Use of the public suffix list

Hi all, I noticed (from a DMARC mitigation utility that Lindsay extracted) that Mailman features its own approach to using the PSL. Of course, development must go on, and sometimes it is a waste of time trying to make a super-duper scaffolding for a job that can be carried out complying to the KISS principle. At any rate, what is the future of DMARC lookups in Mailman?
- The specs say that "DMARC should be amended to use [a method better than PSL] as soon as it is generally available" [1]. I believe that sentence refers to RDAP, which was released more or less at the same time (March 2015) [2].

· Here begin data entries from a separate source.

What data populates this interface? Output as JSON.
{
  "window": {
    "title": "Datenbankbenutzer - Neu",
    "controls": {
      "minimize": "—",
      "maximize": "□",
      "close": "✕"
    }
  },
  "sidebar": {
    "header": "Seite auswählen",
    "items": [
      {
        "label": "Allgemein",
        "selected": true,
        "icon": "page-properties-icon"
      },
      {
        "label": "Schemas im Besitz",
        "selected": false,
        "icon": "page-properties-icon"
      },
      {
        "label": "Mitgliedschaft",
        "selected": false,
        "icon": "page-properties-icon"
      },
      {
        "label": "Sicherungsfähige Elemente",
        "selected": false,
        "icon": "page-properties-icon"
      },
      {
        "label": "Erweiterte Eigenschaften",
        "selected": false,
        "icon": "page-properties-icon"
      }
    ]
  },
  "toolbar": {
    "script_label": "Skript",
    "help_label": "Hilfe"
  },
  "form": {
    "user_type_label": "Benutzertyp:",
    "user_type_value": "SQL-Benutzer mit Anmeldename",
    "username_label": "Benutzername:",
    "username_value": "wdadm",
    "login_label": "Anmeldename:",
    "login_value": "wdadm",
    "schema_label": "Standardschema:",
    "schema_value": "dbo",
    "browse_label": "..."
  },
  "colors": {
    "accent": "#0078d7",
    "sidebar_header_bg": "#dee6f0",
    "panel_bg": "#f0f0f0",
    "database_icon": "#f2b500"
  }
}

[1] https://tools.ietf.org/html/rfc7489#appendix-A.6 [2] https://datatracker.ietf.org/wg/weirds/documents/
- There are various Python packages for domain name splitting. They obviously use the PSL, but supposedly would transparently switch to a better method in case. If Mailman used one such package, a practical advantage for users would be to update the PSL in only one place, if they happened to use the same dependency. I found six packages.

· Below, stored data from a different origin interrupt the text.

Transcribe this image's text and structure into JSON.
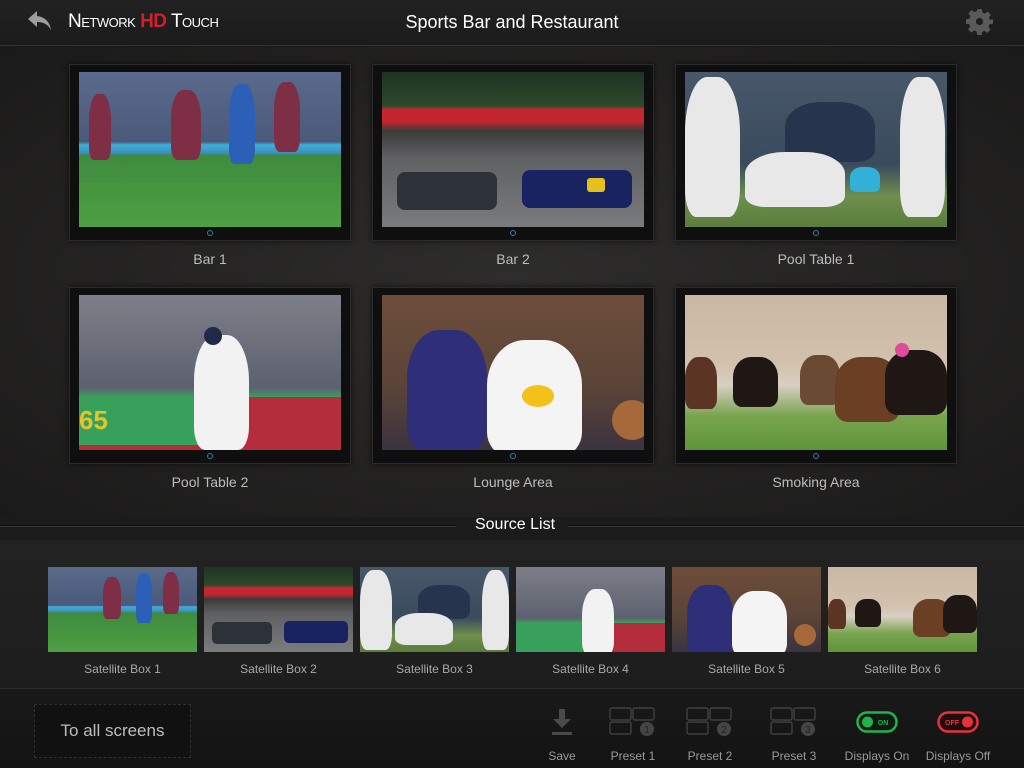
{
  "header": {
    "logo_part1": "Network",
    "logo_hd": "HD",
    "logo_part2": "Touch",
    "title": "Sports Bar and Restaurant",
    "back_icon": "back-arrow-icon",
    "settings_icon": "gear-icon"
  },
  "zones": [
    {
      "label": "Bar 1",
      "scene": "soccer"
    },
    {
      "label": "Bar 2",
      "scene": "f1"
    },
    {
      "label": "Pool Table 1",
      "scene": "football"
    },
    {
      "label": "Pool Table 2",
      "scene": "cricket"
    },
    {
      "label": "Lounge Area",
      "scene": "basketball"
    },
    {
      "label": "Smoking Area",
      "scene": "horses"
    }
  ],
  "source_list": {
    "title": "Source List",
    "sources": [
      {
        "label": "Satellite Box 1",
        "scene": "soccer"
      },
      {
        "label": "Satellite Box 2",
        "scene": "f1"
      },
      {
        "label": "Satellite Box 3",
        "scene": "football"
      },
      {
        "label": "Satellite Box 4",
        "scene": "cricket"
      },
      {
        "label": "Satellite Box 5",
        "scene": "basketball"
      },
      {
        "label": "Satellite Box 6",
        "scene": "horses"
      }
    ]
  },
  "footer": {
    "to_all_screens": "To all screens",
    "save": "Save",
    "presets": [
      "Preset 1",
      "Preset 2",
      "Preset 3"
    ],
    "preset_numbers": [
      "1",
      "2",
      "3"
    ],
    "displays_on": "Displays On",
    "displays_off": "Displays Off",
    "on_text": "ON",
    "off_text": "OFF"
  },
  "colors": {
    "logo_hd": "#d42028",
    "on_green": "#22b14c",
    "off_red": "#e8323a",
    "led_blue": "#2b7fae"
  }
}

tldextract [3] is the only one of them which caches a JSON object rather than the original textual representation of the list. It uses a frozenset. tld [4] and publicsuffixlist [5] also build a set. publicsuffix[6] and publicsuffix2 [7] build lists of nested dictionaries from all the labels. dnspy [8] builds a dictionary of FQDNs, somewhat like Mailman.
How does the time to build the structure compare with the time taken by DSN queries?

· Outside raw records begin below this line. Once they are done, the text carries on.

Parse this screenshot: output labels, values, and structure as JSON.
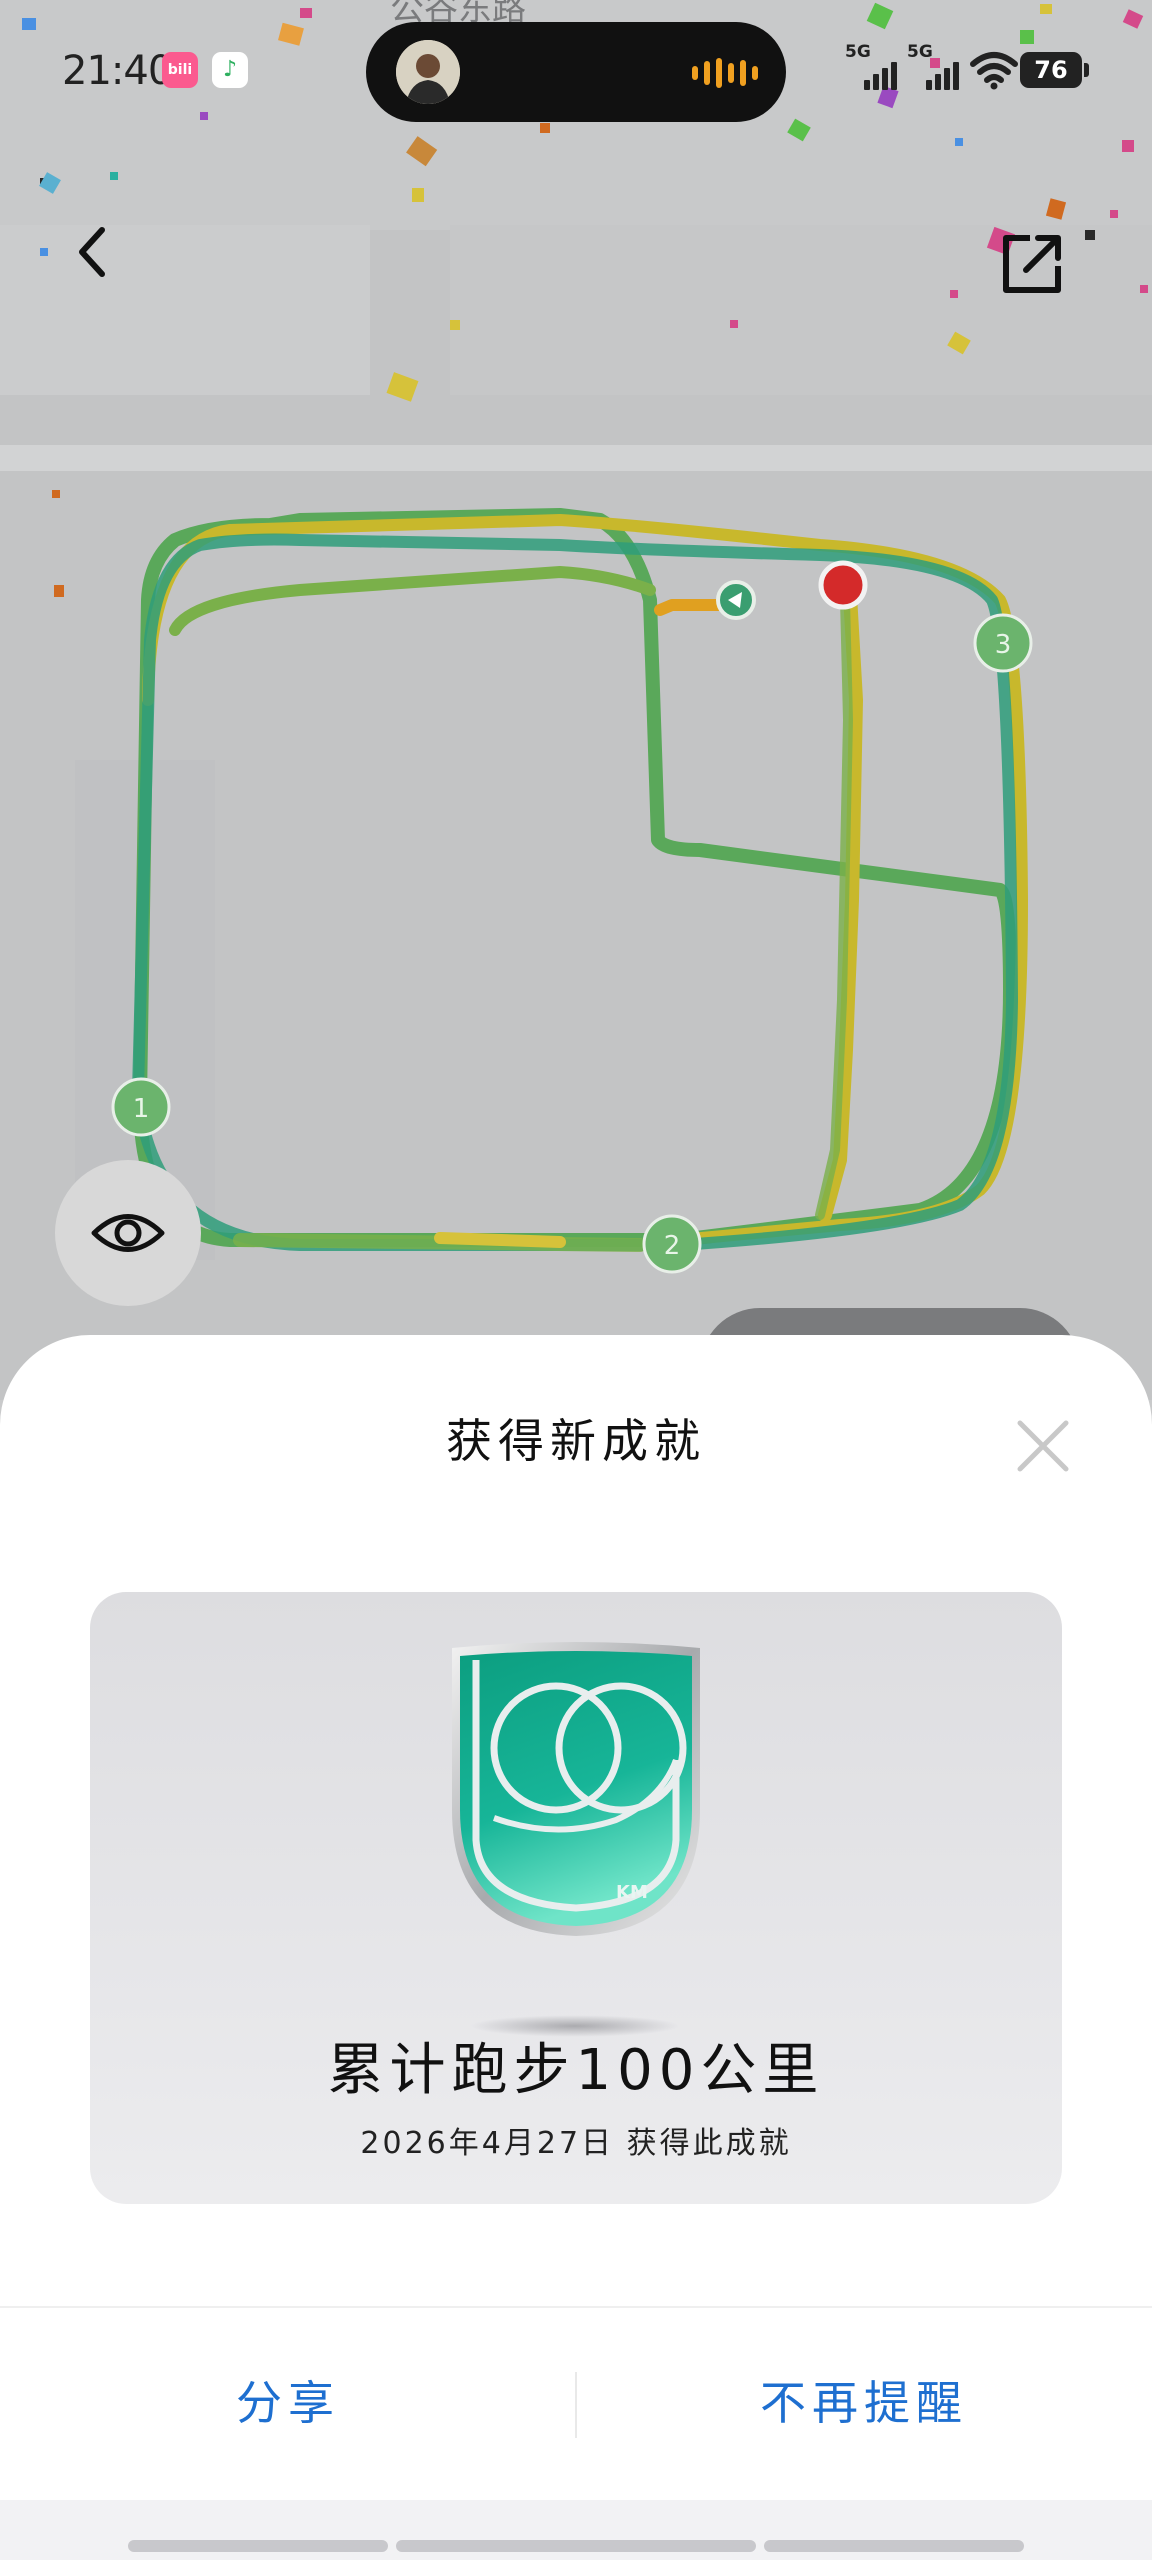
{
  "status_bar": {
    "time": "21:40",
    "app_badges": [
      {
        "name": "bilibili-badge",
        "text": "bili",
        "color": "#fb5a8f"
      },
      {
        "name": "qq-music-badge",
        "text": "♪",
        "color": "#f5d94a"
      }
    ],
    "signal_labels": [
      "5G",
      "5G"
    ],
    "battery": "76"
  },
  "map": {
    "street_label": "公谷东路",
    "markers": [
      "1",
      "2",
      "3"
    ]
  },
  "sheet": {
    "title": "获得新成就",
    "badge_unit": "KM",
    "achievement_name": "累计跑步100公里",
    "achievement_date": "2026年4月27日  获得此成就",
    "share_label": "分享",
    "no_remind_label": "不再提醒"
  },
  "colors": {
    "accent_blue": "#1e6fd0",
    "route_green": "#3aa86a",
    "route_yellow": "#c8b82c",
    "marker_green": "#6bb46d",
    "end_marker_red": "#d42a2a",
    "badge_teal": "#14a98c"
  }
}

[3] https://pypi.python.org/pypi/tldextract [4] https://pypi.python.org/pypi/tld [5] https://pypi.python.org/pypi/publicsuffixlist [6] https://pypi.python.org/pypi/publicsuffix [7] https://pypi.python.org/pypi/publicsuffix2 [8] https://pypi.python.org/pypi/dnspy
- Debian distributes a publicsuffix package which brings a textual version of the list. Since stretch, it also brings a "dafsa" version. Nowadays, most C implementations (Firefox, Chromium) use dafsa. They build the structure using offsets rather than pointers, so that the blob can be defined in a source file as a literal static array of chars, in order to minimize loading time. That strategy works well as long as the relevant package is upgraded more frequently than the PSL. Otherwise, as for libpsl, one ends up using obsolete data.
Surprisingly, the publisuffix package itself is not upgraded as frequently as the PSL. This bug [9] is what prompted me to write this message. I guess you, as Mailman developers, have pondered this subject and I'd be interested to know what you think.
[9] https://bugs.debian.org/cgi-bin/bugreport.cgi?bug=879008
TIA for any reply Ale

Alessandro Vesely writes:
I see nothing in a quick look at the RDAP spec to suggest that an organizational/administrative domain (AD) field has been defined. It seems like it's just intended to be a replacement for whois, of course allowing extensions like delegating the AD to subdomains (or however that would work -- it's not obvious to me). That presumably would either be registered in the RDAP extensions registry or as a separate RFC. I've seen no discussion of this on DMARC channels either.
Surprisingly, the publisuffix package itself is not upgraded as frequently as the PSL.
I'm not surprised. Most users of the package won't be upgrading that frequently either, I suppose, but will rather be downloading it from the source.
In any case, this isn't a problem for Mailman to deal with; it's easy enough to access the public suffix list. A site could do that as a cron job once a day and almost all Mailman subscribers would be protected due to our "count bounces once per day" algorithm -- only sites with an extremely low bounce threshold would have a problem. I suppose there is a backscatter issue, but it's not clear to me that that is such a big deal.
This isn't a big deal for us at the moment, and my assessment is that it will not be one for the forseeable future. With the exception of WePublished1.3BillionAddressBooksToSpammers!.com and WeDidToo.com, I haven't heard of anybody publishing p=reject except for domains that produce only transactional mailflows. I'm sure there are many others, but I expect that most people will be subscribing to lists with mailboxes whose domains either have their own _dmarc TXT record or have an "obvious" administrative domain, or are "p=none" per default.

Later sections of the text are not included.